Rígido hasta el extremo en cuanto atañía a la moralidad de los educandos, nunca era más severo que cuando se trataba de castigar faltas contra las buenas costumbres. Imposible es que en un establecimiento donde vive un número inmenso de personas, dejen de cometerse a cada paso faltas de todo género; no hay todavía un solo ejemplo, ni llegará a haberlo nunca, de que sea inmaculada toda una corporación. Mas ya que el mal no puede evitarse, preciso es a lo menos no descuidar el remedio, y Rodríguez Puebla sabía aplicarlo con la oportunidad y tino que se requieren para que sea eficaz. Recatábanse, pues, mucho de ser cogidos infraganti, los que se entregaban a vicios punibles, porque sabían que ningún motivo los eximiría del castigo.

Para el ejercicio de su autoridad en esta parte, favorecía sobremanera al rector, la destreza verdaderamente extraordinaria con que averiguaba, cuando quería, casi cuanto hacían ciertos colegiales dentro y fuera del establecimiento. Al llamarlos a fin de que sus consejos les sirviesen para corregirse, les revelaba las faltas que hablan cometido; y lo hacía con tal precisión, con datos tan seguros, con pruebas tan inequívocas, que se necesitaba gran descaro para insistir en la negativa, a que regularmente apelaban al principio los culpables para su defensa. Al salir de la presencia de aquel juez tan bien informado, se admiraban los más y cavilaban en vano por saber cómo había descubierto lo que ellos suponían ignorado de todos.

La ciencia y la instrucción se opacan, cuando faltan en quienes las poseen, las cualidades necesarias para presentarse con decencia y finura en la sociedad en que están destinados a vivir. Por tal principio se infundían a los colegiales de San Gregorio, desde su entrada, ideas y hábitos de urbanidad. Cualquiera persona de fuera, que entrara al colegio, quedaba complacida de las atenciones que se le dispensaban, lejos de faltarle con las soeces groserías a que son tan propensos los jóvenes reunidos, cuando no tienen buena dirección. Principalmente en las funciones públicas, daba gusto observar el silencio, la dignidad, la compostura de todos los colegiales: jamás salía de entre ellos, a pesar de ser tantos, ni una risotada, ni un grito. Por lo común se abstenían hasta de hablar. Cuando alguna vez lo verificaban, era en voz baja y a hurtadillas, de suerte que aquello no era ni notado; y si por casualidad el rector lo observaba, bastaba una mirada, una seña suya para que todo volviese al orden.

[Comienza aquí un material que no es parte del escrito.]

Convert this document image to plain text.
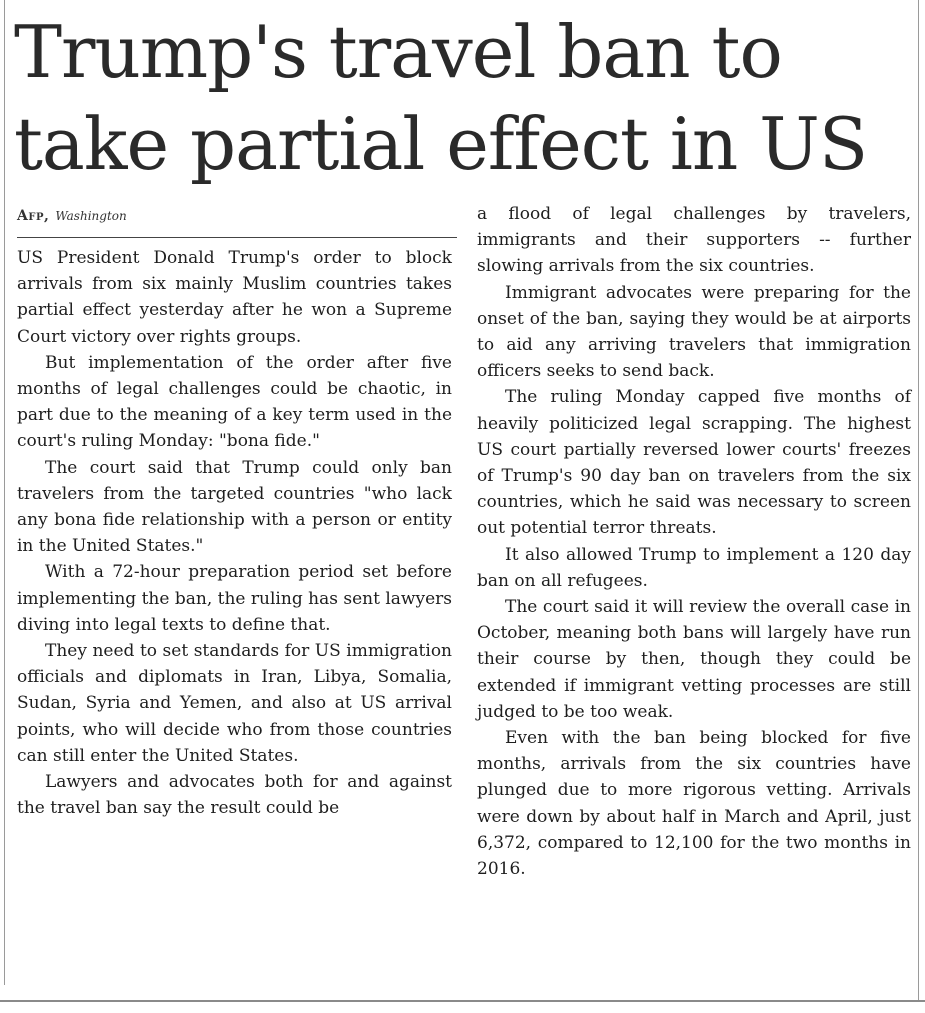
Trump's travel ban to
take partial effect in US
Afp, Washington

US President Donald Trump's order to block arrivals from six mainly Muslim countries takes partial effect yesterday after he won a Supreme Court victory over rights groups.

But implementation of the order after five months of legal challenges could be chaotic, in part due to the meaning of a key term used in the court's ruling Monday: "bona fide."

The court said that Trump could only ban travelers from the targeted countries "who lack any bona fide relationship with a person or entity in the United States."

With a 72-hour preparation period set before implementing the ban, the ruling has sent lawyers diving into legal texts to define that.

They need to set standards for US immigration officials and diplomats in Iran, Libya, Somalia, Sudan, Syria and Yemen, and also at US arrival points, who will decide who from those countries can still enter the United States.

Lawyers and advocates both for and against the travel ban say the result could be

a flood of legal challenges by travelers, immigrants and their supporters -- further slowing arrivals from the six countries.

Immigrant advocates were preparing for the onset of the ban, saying they would be at airports to aid any arriving travelers that immigration officers seeks to send back.

The ruling Monday capped five months of heavily politicized legal scrapping. The highest US court partially reversed lower courts' freezes of Trump's 90 day ban on travelers from the six countries, which he said was necessary to screen out potential terror threats.

It also allowed Trump to implement a 120 day ban on all refugees.

The court said it will review the overall case in October, meaning both bans will largely have run their course by then, though they could be extended if immigrant vetting processes are still judged to be too weak.

Even with the ban being blocked for five months, arrivals from the six countries have plunged due to more rigorous vetting. Arrivals were down by about half in March and April, just 6,372, compared to 12,100 for the two months in 2016.
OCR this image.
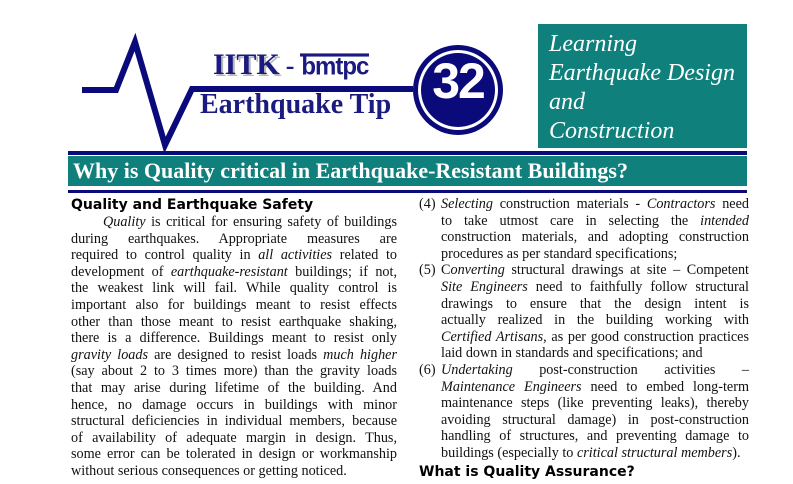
IITK - bmtpc
Earthquake Tip 32
Learning
Earthquake Design
and
Construction
Why is Quality critical in Earthquake-Resistant Buildings?
Quality and Earthquake Safety
Quality is critical for ensuring safety of buildings
during earthquakes. Appropriate measures are
required to control quality in all activities related to
development of earthquake-resistant buildings; if not,
the weakest link will fail. While quality control is
important also for buildings meant to resist effects
other than those meant to resist earthquake shaking,
there is a difference. Buildings meant to resist only
gravity loads are designed to resist loads much higher
(say about 2 to 3 times more) than the gravity loads
that may arise during lifetime of the building. And
hence, no damage occurs in buildings with minor
structural deficiencies in individual members, because
of availability of adequate margin in design. Thus,
some error can be tolerated in design or workmanship
without serious consequences or getting noticed.
(4) Selecting construction materials - Contractors need
to take utmost care in selecting the intended
construction materials, and adopting construction
procedures as per standard specifications;
(5) Converting structural drawings at site – Competent
Site Engineers need to faithfully follow structural
drawings to ensure that the design intent is
actually realized in the building working with
Certified Artisans, as per good construction practices
laid down in standards and specifications; and
(6) Undertaking post-construction activities –
Maintenance Engineers need to embed long-term
maintenance steps (like preventing leaks), thereby
avoiding structural damage) in post-construction
handling of structures, and preventing damage to
buildings (especially to critical structural members).
What is Quality Assurance?
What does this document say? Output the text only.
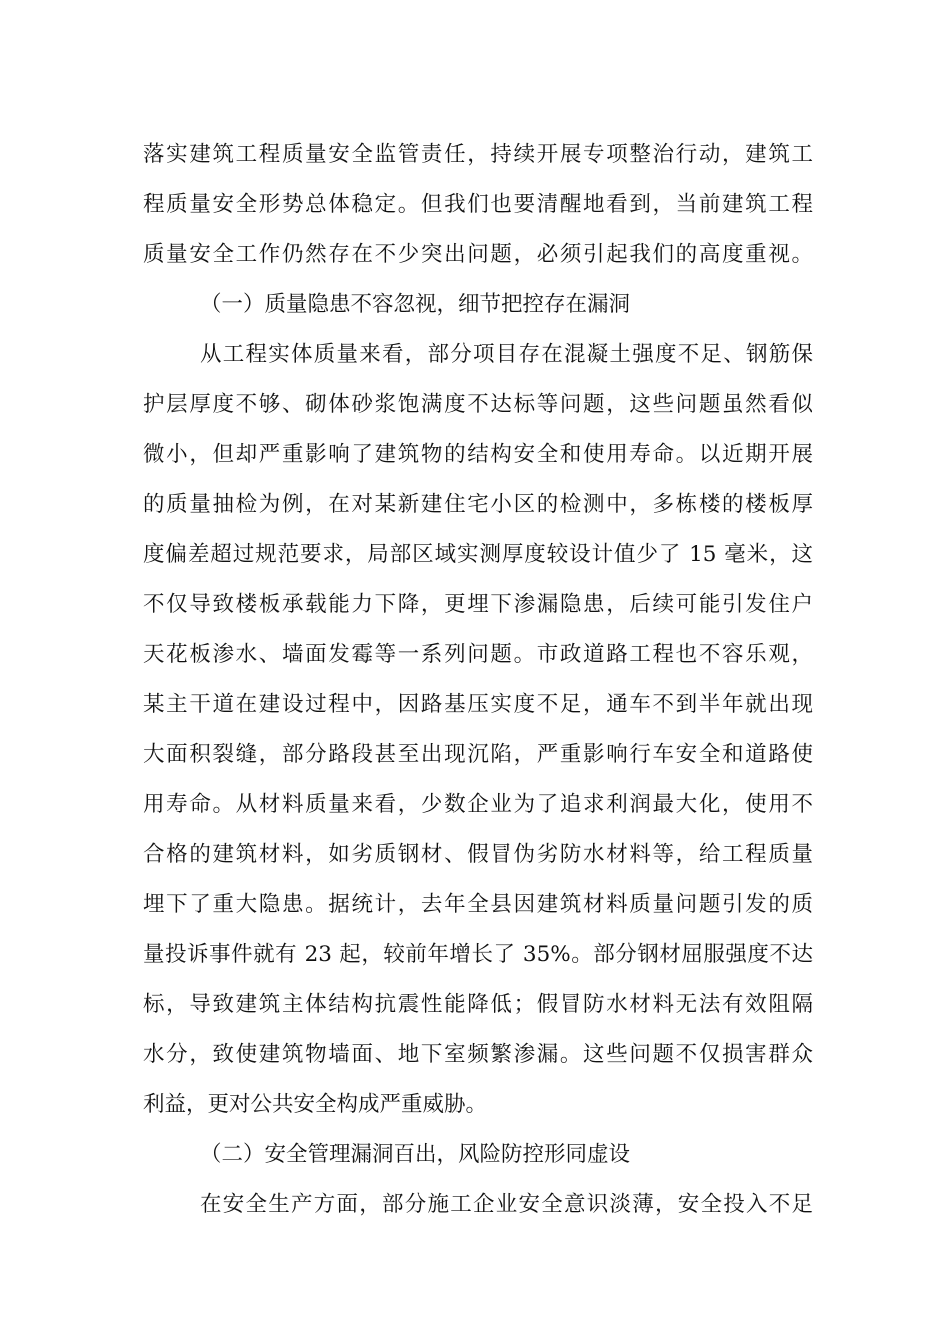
落实建筑工程质量安全监管责任，持续开展专项整治行动，建筑工
程质量安全形势总体稳定。但我们也要清醒地看到，当前建筑工程
质量安全工作仍然存在不少突出问题，必须引起我们的高度重视。
（一）质量隐患不容忽视，细节把控存在漏洞
从工程实体质量来看，部分项目存在混凝土强度不足、钢筋保
护层厚度不够、砌体砂浆饱满度不达标等问题，这些问题虽然看似
微小，但却严重影响了建筑物的结构安全和使用寿命。以近期开展
的质量抽检为例，在对某新建住宅小区的检测中，多栋楼的楼板厚
度偏差超过规范要求，局部区域实测厚度较设计值少了 15 毫米，这
不仅导致楼板承载能力下降，更埋下渗漏隐患，后续可能引发住户
天花板渗水、墙面发霉等一系列问题。市政道路工程也不容乐观，
某主干道在建设过程中，因路基压实度不足，通车不到半年就出现
大面积裂缝，部分路段甚至出现沉陷，严重影响行车安全和道路使
用寿命。从材料质量来看，少数企业为了追求利润最大化，使用不
合格的建筑材料，如劣质钢材、假冒伪劣防水材料等，给工程质量
埋下了重大隐患。据统计，去年全县因建筑材料质量问题引发的质
量投诉事件就有 23 起，较前年增长了 35%。部分钢材屈服强度不达
标，导致建筑主体结构抗震性能降低；假冒防水材料无法有效阻隔
水分，致使建筑物墙面、地下室频繁渗漏。这些问题不仅损害群众
利益，更对公共安全构成严重威胁。
（二）安全管理漏洞百出，风险防控形同虚设
在安全生产方面，部分施工企业安全意识淡薄，安全投入不足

No era Rodríguez poco cuidadoso con el aseo, que recomendaba con sus palabras, y más aun con su ejemplo: jamás le pudo tachar nadie la menor falta en este punto. Convencido estaba de las grandes ventajas, de la necesidad imprescindible de esa cualidad, que no falta quien cometa la torpeza de colocar entre las secundarias. Las ideas se rectifican sin cesar en ese punto, considerándose a un hombre desaseado como sin una de las buenas prendas de educación. La limpieza, enemiga de los afeites y afeminaciones, hará que el que la tenga sea siempre bien recibido en sociedad, a diferencia del que incurre en el defecto que le es opuesto. Para que el aseo sea visto con toda preferencia, ha habido el inconveniente de que ha prevalecido la idea falsa de que todos los hombres grandes son dejados, y muchos, cuya pequeñez causa lástima, se han creído iguales a aquellos con solo abjurar de la limpieza. Así los cortesanos de Alejandro Magno lo imitaban, inclinando a un lado la cabeza; y en eso era en lo único que se le parecían.

En el Colegio de San Gregorio, en vez de agitación y alborotos, en vez de gritos y rebeliones de colegiales, reinaban el orden y la tranquilidad. No se veían las paredes manchadas con inscripciones y pinturas obscenas ni desvergonzadas; no se interrumpían las distribuciones con maldades ni faltas de respeto a los superiores. Los alumnos internos y externos rara vez salaban cátedra o faltaban a alguna de sus obligaciones en el ramo de estudio. Los mismos catedráticos se habían abstenido de no cumplir con las suyas, aun cuando no hubiesen estado dotados, como lo estaban, de pundonor y delicadeza. Cuando el jefe de un establecimiento da buen ejemplo y sabe hacerse respetar, todos los demás, del primero al último, son también de lo más exactos, así como cuando la cabeza flaquea, todo se vuelve confusión y desorden.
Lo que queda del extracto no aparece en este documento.